# Large-Scale Data Partitioning For NYC Taxi Dataset 2021


NYC open data portal provides large open source dataset of taxi trips for specific year for our analytics purposes we selected 2021 the dataset contained 30.8 million rows. In order to be able to load the dataset and work on it we used Dask to partition the dataset into managable parts and work on it accordingly.In this section we use Dask to help us split the large dataset into 4 different partitions in order to be able to work with the data.

In [3]:
# syntax used to install Dask 
pip install dask  

Note: you may need to restart the kernel to use updated packages.


In [2]:
# all necessary imports to run the code below

import pandas as pd
import dask.dataframe as dd

In [4]:
# Define data types for each column

dtypes = {
    'VendorID': 'float64',
    'tpep_pickup_datetime': 'object',  # Assuming this is a string representing date & time
    'tpep_dropoff_datetime': 'object', # Assuming this is a string representing date & time
    'passenger_count': 'float64',
    'trip_distance': 'float64',
    'RatecodeID': 'float64',
    'store_and_fwd_flag': 'object',
    'PULocationID': 'float64',
    'DOLocationID': 'float64',
    'payment_type': 'float64',
    'fare_amount': 'float64',
    'extra': 'float64',
    'mta_tax': 'float64',
    'tip_amount': 'float64',
    'tolls_amount': 'float64',
    'improvement_surcharge': 'float64',
    'total_amount': 'float64',
    'congestion_surcharge': 'float64'
}


In [None]:

# We run the code below only once to split the dataset into 4 managable partitions.
# Read the CSV file with specified data types

#df = dd.read_csv('2021_TLC_NYC.csv', dtype=dtypes)
#desired_number_of_partitions = 4

# Split the DataFrame into smaller partitions
#df_split = df.repartition(npartitions=desired_number_of_partitions)
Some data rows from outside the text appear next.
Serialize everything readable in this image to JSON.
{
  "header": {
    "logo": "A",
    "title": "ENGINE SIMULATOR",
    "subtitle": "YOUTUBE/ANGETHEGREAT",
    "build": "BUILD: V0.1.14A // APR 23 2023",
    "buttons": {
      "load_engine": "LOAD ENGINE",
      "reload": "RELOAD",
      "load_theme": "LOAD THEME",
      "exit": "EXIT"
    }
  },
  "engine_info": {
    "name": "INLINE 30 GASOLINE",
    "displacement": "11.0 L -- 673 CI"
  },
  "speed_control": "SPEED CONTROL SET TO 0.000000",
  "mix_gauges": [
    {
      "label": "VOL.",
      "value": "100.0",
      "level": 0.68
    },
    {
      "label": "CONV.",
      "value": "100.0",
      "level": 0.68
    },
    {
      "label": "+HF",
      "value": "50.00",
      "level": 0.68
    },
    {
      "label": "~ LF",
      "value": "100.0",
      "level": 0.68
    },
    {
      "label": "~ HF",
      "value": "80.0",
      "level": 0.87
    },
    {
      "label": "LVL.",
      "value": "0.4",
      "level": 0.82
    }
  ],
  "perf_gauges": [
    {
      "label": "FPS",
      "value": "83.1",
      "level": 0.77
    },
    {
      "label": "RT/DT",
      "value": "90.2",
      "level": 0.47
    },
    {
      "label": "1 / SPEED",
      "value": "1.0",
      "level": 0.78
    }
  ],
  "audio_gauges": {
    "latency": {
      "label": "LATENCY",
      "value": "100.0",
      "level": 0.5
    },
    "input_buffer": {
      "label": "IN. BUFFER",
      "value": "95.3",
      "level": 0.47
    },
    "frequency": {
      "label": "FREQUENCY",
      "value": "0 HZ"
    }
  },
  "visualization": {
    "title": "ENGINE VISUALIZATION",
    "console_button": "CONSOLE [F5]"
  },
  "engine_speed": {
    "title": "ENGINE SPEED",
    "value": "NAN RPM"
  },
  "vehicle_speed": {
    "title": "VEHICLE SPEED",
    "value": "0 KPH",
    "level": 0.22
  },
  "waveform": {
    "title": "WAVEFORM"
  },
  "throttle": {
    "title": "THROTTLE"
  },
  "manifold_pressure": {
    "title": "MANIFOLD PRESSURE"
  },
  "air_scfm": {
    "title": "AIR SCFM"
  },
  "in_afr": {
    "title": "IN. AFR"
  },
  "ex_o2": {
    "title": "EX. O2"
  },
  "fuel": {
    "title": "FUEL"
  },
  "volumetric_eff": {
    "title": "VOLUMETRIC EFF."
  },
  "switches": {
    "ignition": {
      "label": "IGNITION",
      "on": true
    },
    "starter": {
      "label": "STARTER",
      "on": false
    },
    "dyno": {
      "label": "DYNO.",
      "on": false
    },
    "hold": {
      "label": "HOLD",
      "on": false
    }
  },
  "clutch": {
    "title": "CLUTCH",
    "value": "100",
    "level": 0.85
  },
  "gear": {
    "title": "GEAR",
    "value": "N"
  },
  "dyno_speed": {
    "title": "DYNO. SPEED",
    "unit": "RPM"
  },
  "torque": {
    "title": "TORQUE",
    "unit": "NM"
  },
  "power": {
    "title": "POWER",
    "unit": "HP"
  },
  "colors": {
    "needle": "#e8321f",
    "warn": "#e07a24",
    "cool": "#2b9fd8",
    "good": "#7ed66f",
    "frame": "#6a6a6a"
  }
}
# Iterate over partitions and save each partition to a separate CSV file
#for i, partition in enumerate(df_split.to_delayed()):
    #partition.compute().to_csv(f'2021_TLC_{i}.csv', index=False)

In [7]:
# Read the CSV file with specified data types

df1 = pd.read_csv("2021_TLC_0.csv", dtype=dtypes)
df2 = pd.read_csv("2021_TLC_1.csv", dtype=dtypes)
df3 = pd.read_csv("2021_TLC_2.csv", dtype=dtypes)
df4 = pd.read_csv("2021_TLC_3.csv", dtype=dtypes)


In [8]:
#in order to make sure that during partitioning we did not lose data we can count rows in each dataset 
#and compare them to the original dataset

count_df1 = df1.shape[0]
count_df2 = df2.shape[0]
count_df3 = df3.shape[0]
count_df4 = df4.shape[0]

print("Number of records in df1:", count_df1)
print("Number of records in df2:", count_df2)
print("Number of records in df3:", count_df3)
print("Number of records in df4:", count_df4)


Number of records in df1: 7919804
Number of records in df2: 7887665
Number of records in df3: 7873284
Number of records in df4: 7223319


In [9]:
#in order to see that we did not lose any data during the partitioning 
#we sum up the number of records for each csv file created
total_records = count_df1 + count_df2 + count_df3 + count_df4
print("Total number of records across all dataframes:", total_records)


Total number of records across all dataframes: 30904072


In [10]:
#now letc scompare the number to that of original dataset:
df_original = pd.read_csv("2021_TLC_NYC.csv") 
count_original = df_original.shape[0]
print("Number of records in the original dataset:", count_original)


  exec(code_obj, self.user_global_ns, self.user_ns)


Number of records in the original dataset: 30904072


In [11]:
#Lets compare the numbers and see if they match using an if/else statement:
if total_records == count_original:
    print("The total records match the original dataset.")
else:
    print("There is a discrepancy in the record counts.")


The total records match the original dataset.


## Summary
This section of the Python code is dedicated to data preparation, focusing on a large dataset sourced from the NYC Open Data portal, detailing taxi trips from the year 2021. Given the dataset's size, which contains approximately 30.8 million rows, using a standard data processing tool like pandas would be inefficient due to memory constraints. To address this, the Dask library is employed for its ability to handle large datasets efficiently by partitioning them into smaller, more manageable segments. The code demonstrates how to read the large dataset using Dask, explicitly defining data types for each column to ensure data integrity and efficient memory usage. The dataset is then split into four partitions, and each partition is saved as a separate CSV file. Following this, the partitions are verified by comparing the total number of records in all partitions against the original dataset, ensuring that no data was lost during the partitioning process. This ensures data consistency and readiness for subsequent analysis phases.